A questão é política e estava claramente definida na lei 11.343 de 2006 (artigo 28) que criminaliza as drogas, mas livra da prisão as pessoas que adquirirem, transportarem ou portarem drogas (e não só maconha) para consumo pessoal. Em vez de prisão, deveriam cumprir penas alternativas de prestação de serviços à comunidade, advertência sobre os efeitos das drogas e comparecimento obrigatório a curso educativo. Uma pergunta salta à vista: como saber se alguém que está transportando droga é apenas consumidor ou um grande chefe do tráfico de drogas? Como distinguir se o portador da droga é traficante ou simples consumidor?

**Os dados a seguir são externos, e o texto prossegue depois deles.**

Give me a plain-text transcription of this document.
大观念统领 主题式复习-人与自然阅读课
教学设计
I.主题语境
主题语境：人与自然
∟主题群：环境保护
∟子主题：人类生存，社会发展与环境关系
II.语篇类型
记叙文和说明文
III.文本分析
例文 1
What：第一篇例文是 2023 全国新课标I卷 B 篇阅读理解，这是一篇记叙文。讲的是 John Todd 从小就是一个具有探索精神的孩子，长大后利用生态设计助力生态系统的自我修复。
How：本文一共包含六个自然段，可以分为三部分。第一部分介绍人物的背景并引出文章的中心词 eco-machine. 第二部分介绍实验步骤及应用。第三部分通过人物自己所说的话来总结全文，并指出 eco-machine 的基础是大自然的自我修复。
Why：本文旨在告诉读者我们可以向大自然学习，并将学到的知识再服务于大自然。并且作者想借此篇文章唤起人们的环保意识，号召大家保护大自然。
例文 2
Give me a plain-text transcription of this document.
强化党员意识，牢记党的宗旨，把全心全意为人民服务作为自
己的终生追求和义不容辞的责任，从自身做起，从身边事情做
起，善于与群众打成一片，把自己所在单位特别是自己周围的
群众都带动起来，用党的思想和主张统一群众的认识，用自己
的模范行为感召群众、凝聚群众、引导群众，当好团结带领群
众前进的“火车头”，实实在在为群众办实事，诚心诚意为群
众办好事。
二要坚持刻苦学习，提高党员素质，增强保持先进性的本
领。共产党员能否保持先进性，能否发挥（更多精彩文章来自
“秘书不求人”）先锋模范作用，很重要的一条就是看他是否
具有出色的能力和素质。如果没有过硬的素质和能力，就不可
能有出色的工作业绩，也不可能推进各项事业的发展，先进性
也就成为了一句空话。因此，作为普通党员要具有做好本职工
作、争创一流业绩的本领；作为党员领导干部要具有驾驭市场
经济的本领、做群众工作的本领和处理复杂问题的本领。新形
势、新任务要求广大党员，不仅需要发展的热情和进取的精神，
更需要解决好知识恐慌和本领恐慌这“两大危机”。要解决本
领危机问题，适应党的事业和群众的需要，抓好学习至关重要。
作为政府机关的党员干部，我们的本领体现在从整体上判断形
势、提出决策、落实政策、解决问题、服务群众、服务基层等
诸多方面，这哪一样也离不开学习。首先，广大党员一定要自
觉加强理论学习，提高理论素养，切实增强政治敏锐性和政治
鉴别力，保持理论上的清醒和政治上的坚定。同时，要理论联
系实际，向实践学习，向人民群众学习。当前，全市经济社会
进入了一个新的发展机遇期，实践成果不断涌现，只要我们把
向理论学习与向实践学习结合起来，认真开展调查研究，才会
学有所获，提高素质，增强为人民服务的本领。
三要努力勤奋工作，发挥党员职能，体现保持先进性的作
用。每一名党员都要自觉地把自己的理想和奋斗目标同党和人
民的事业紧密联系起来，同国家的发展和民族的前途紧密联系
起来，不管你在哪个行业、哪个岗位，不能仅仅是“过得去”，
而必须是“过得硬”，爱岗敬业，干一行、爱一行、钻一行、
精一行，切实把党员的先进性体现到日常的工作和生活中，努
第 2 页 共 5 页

Parece inadequado deixar esta decisão ao critério do policial do momento que, evidentemente, usaria uma métrica carregada de preconceito.

Como se trata de uma decisão política e já está definida em lei pelo Congresso, o STF-Supremo Tribunal Federal não deveria se envolver no assunto. Ocorre que a instituição foi solicitada a analisar a constitucionalidade da lei que criminaliza o porte de maconha, mesmo quando para o consumo. Os ministros do STF passaram a julgar o tema, tendo já quase alcançando maioria para a descriminalização do porte da maconha para consumo, livrando os usuários de qualquer constrangimento policial ou jurídico. Diante disto, tornou-se mais urgente ainda a definição de um critério para distinguir o usuário do traficante. O STF está optando pela quantidade de maconha que o portador carregar no momento da abordagem, considerando consumo mesmo quando se tratar de uma distribuição no varejo em pequenas quantidades.  

Incomodados com o que consideram “interferência indevida” do STF, os senadores aprovaram uma Proposta de Emenda Constitucional que introduz na Carga Magna a criminalização das drogas estabelecida na Lei 11.343 de 2006, explicitando que constitui crime o porte de qualquer quantidade de droga. A questão é política, claro. Refletindo o conservadorismo atualmente dominante no Congresso Nacional, com a mudança constitucional o Senado procura impedir qualquer deliberação sobre o tema pelo STF. Como tudo indica que a PEC será também aprovada na Câmara de Deputados, o Brasil mantém os rigores da repressão ao consumo da maconha que, segundo o cientista David Nutt (artigo publicado da revista Lancet), é uma droga muito menos danosa que as lícitas e comemoradas bebidas alcoólicas (1). E vai continuar enchendo os presídios de consumidores pobres confundidos com traficantes. 

(1) Ver a respeito o artigo intitulado “Drogas lícitas e ilícitas” de Sérgio C. Buarque publicado nesta Revista Será em 20/012017.